This year, multifamily and apartment properties did very well, and a report from MPF Research, the market intelligence division of RealPage, Inc. confirms the progress. The rent growth pace for apartments in the United States increased to 4.7 percent, “a return to price inflation levels not seen since 2011,” according to Mortgage Professional America.
Rents also increased by 0.6 percent during the last quarter of the year, which MPF called an “unusually strong increase for the fourth quarter time period,” since leasing activity tend to slow toward the end of the year.
“This market cycle for the apartment industry looks like a record-setter in terms of both total revenue growth and the duration of the strong increases,” said Greg Willett, MPF Research vice president. “The pace of rent growth normally slows after the first couple of years in a cycle, once additional new supply comes to stream, but demand is rising right along with deliveries this time.
This year, 246,579 apartments were completed in the nation’s 100 largest metro areas, and demand was slightly higher at 268,532 units. Occupancy ends the year at about 95 percent, with an increase of 30 basis points.
Next year should also be a good year for rental properties, and rent is expected to increase by 3.5 to 4 percent.

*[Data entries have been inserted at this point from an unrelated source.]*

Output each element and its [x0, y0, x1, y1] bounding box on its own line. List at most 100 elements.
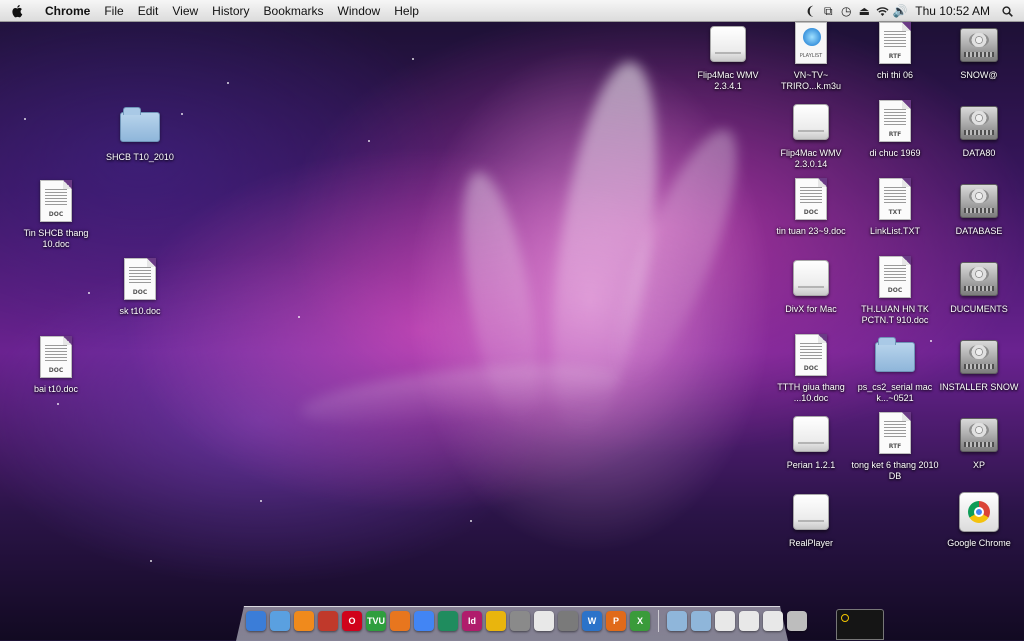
desktop-icon-doc[interactable]: DOC bai t10.doc [12, 336, 100, 395]
menu-clock[interactable]: Thu 10:52 AM [909, 4, 998, 18]
menu-bookmarks[interactable]: Bookmarks [257, 0, 331, 22]
desktop-icon-label: VN~TV~ TRIRO...k.m3u [780, 70, 841, 91]
document-icon: DOC [120, 258, 160, 302]
desktop-icon-hard-drive[interactable]: SNOW@ [935, 22, 1023, 81]
desktop-icon-doc[interactable]: RTF tong ket 6 thang 2010 DB [851, 412, 939, 482]
hard-drive-icon [959, 412, 999, 456]
desktop-icon-label: TH.LUAN HN TK PCTN.T 910.doc [861, 304, 929, 325]
tvu-icon[interactable]: TVU [366, 611, 386, 631]
desktop-icon-label: sk t10.doc [119, 306, 161, 316]
joystick-icon[interactable] [318, 611, 338, 631]
menu-bar: Chrome File Edit View History Bookmarks … [0, 0, 1024, 22]
desktop-icon-label: Perian 1.2.1 [786, 460, 836, 470]
desktop-icon-doc[interactable]: RTF chi thi 06 [851, 22, 939, 81]
playlist-icon: PLAYLIST [791, 22, 831, 66]
vlc-icon[interactable] [294, 611, 314, 631]
desktop-icon-label: SHCB T10_2010 [106, 152, 174, 162]
minimized-window-thumbnail[interactable] [836, 609, 884, 640]
desktop-icon-disk-image[interactable]: RealPlayer [767, 490, 855, 549]
file-type-tag: TXT [888, 209, 902, 216]
menu-help[interactable]: Help [387, 0, 426, 22]
document-icon: TXT [875, 178, 915, 222]
menu-window[interactable]: Window [331, 0, 388, 22]
desktop-icon-folder[interactable]: SHCB T10_2010 [96, 104, 184, 163]
adium-icon[interactable] [486, 611, 506, 631]
desktop-icon-hard-drive[interactable]: DATABASE [935, 178, 1023, 237]
spotlight-search-icon[interactable] [998, 0, 1016, 22]
menu-extras: ❨ ⧉ ◷ ⏏ 🔊 Thu 10:52 AM [801, 0, 1024, 22]
desktop-icon-hard-drive[interactable]: DATA80 [935, 100, 1023, 159]
desktop-icon-disk-image[interactable]: DivX for Mac [767, 256, 855, 315]
desktop-icon-doc[interactable]: DOC Tin SHCB thang 10.doc [12, 180, 100, 250]
documents-stack-icon[interactable] [691, 611, 711, 631]
desktop-icon-label: LinkList.TXT [869, 226, 920, 236]
desktop-icon-doc[interactable]: TXT LinkList.TXT [851, 178, 939, 237]
desktop-icon-google-chrome[interactable]: Google Chrome [935, 490, 1023, 549]
file-type-tag: DOC [48, 367, 64, 374]
desktop-icon-label: RealPlayer [788, 538, 834, 548]
desktop-icon-disk-image[interactable]: Perian 1.2.1 [767, 412, 855, 471]
desktop-icon-folder[interactable]: ps_cs2_serial mac k...~0521 [851, 334, 939, 404]
document-icon: DOC [36, 336, 76, 380]
document-stack-icon[interactable] [739, 611, 759, 631]
disk-image-icon [791, 412, 831, 456]
word-icon[interactable]: W [582, 611, 602, 631]
excel-icon[interactable]: X [630, 611, 650, 631]
script-menu-icon[interactable]: ❨ [801, 0, 819, 22]
chrome-icon[interactable] [414, 611, 434, 631]
downloads-stack-icon[interactable] [715, 611, 735, 631]
dock-separator [658, 610, 659, 632]
finder-icon[interactable] [246, 611, 266, 631]
desktop-icon-doc[interactable]: DOC tin tuan 23~9.doc [767, 178, 855, 237]
folder-icon [875, 334, 915, 378]
time-machine-icon[interactable]: ◷ [837, 0, 855, 22]
applications-stack-icon[interactable] [667, 611, 687, 631]
file-type-tag: RTF [888, 131, 902, 138]
desktop-icon-label: SNOW@ [960, 70, 998, 80]
system-prefs-icon[interactable] [558, 611, 578, 631]
desktop-icon-hard-drive[interactable]: XP [935, 412, 1023, 471]
desktop-icon-doc[interactable]: RTF di chuc 1969 [851, 100, 939, 159]
opera-icon[interactable]: O [342, 611, 362, 631]
dock-items: O TVU Id W P X [244, 608, 809, 634]
trash-icon[interactable] [787, 611, 807, 631]
desktop-icon-doc[interactable]: DOC TH.LUAN HN TK PCTN.T 910.doc [851, 256, 939, 326]
menu-file[interactable]: File [97, 0, 130, 22]
folder-icon [120, 104, 160, 148]
folder-stack-icon[interactable] [763, 611, 783, 631]
wifi-icon[interactable] [873, 0, 891, 22]
sync-icon[interactable]: ⧉ [819, 0, 837, 22]
desktop-icon-label: chi thi 06 [876, 70, 914, 80]
desktop-icon-disk-image[interactable]: Flip4Mac WMV 2.3.4.1 [684, 22, 772, 92]
desktop-icon-hard-drive[interactable]: INSTALLER SNOW [935, 334, 1023, 393]
preview-icon[interactable] [510, 611, 530, 631]
desktop-icon-label: tin tuan 23~9.doc [776, 226, 846, 236]
powerpoint-icon[interactable]: P [606, 611, 626, 631]
desktop-icon-doc[interactable]: DOC TTTH giua thang ...10.doc [767, 334, 855, 404]
safari-icon[interactable] [270, 611, 290, 631]
volume-icon[interactable]: 🔊 [891, 0, 909, 22]
menu-view[interactable]: View [165, 0, 205, 22]
menu-history[interactable]: History [205, 0, 256, 22]
file-type-tag: DOC [132, 289, 148, 296]
desktop-icon-doc[interactable]: DOC sk t10.doc [96, 258, 184, 317]
menu-edit[interactable]: Edit [131, 0, 166, 22]
dreamweaver-icon[interactable] [438, 611, 458, 631]
file-type-tag: DOC [48, 211, 64, 218]
eject-icon[interactable]: ⏏ [855, 0, 873, 22]
desktop-icon-label: DATABASE [955, 226, 1003, 236]
disk-image-icon [791, 256, 831, 300]
apple-menu-icon[interactable] [12, 4, 24, 18]
desktop-icon-playlist[interactable]: PLAYLIST VN~TV~ TRIRO...k.m3u [767, 22, 855, 92]
document-icon: DOC [791, 178, 831, 222]
desktop-icon-hard-drive[interactable]: DUCUMENTS [935, 256, 1023, 315]
menu-app-name[interactable]: Chrome [38, 0, 97, 22]
desktop-icon-disk-image[interactable]: Flip4Mac WMV 2.3.0.14 [767, 100, 855, 170]
firefox-icon[interactable] [390, 611, 410, 631]
google-chrome-icon [959, 490, 999, 534]
document-icon: DOC [36, 180, 76, 224]
indesign-icon[interactable]: Id [462, 611, 482, 631]
textedit-icon[interactable] [534, 611, 554, 631]
document-icon: RTF [875, 412, 915, 456]
desktop-icon-label: di chuc 1969 [869, 148, 921, 158]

“The momentum in job creation that emerged in 2014 looks sustainable in 2015, pointing to significant new household formation and sizeable apartment demand,” Willett said.
Now is an excellent time for commercial mortgage brokers to reach out to borrowers looking to finance their multifamily or apartment properties. As this market continues to grow and demand increases, these borrowers may be looking to refinance their existing properties or purchase new investments.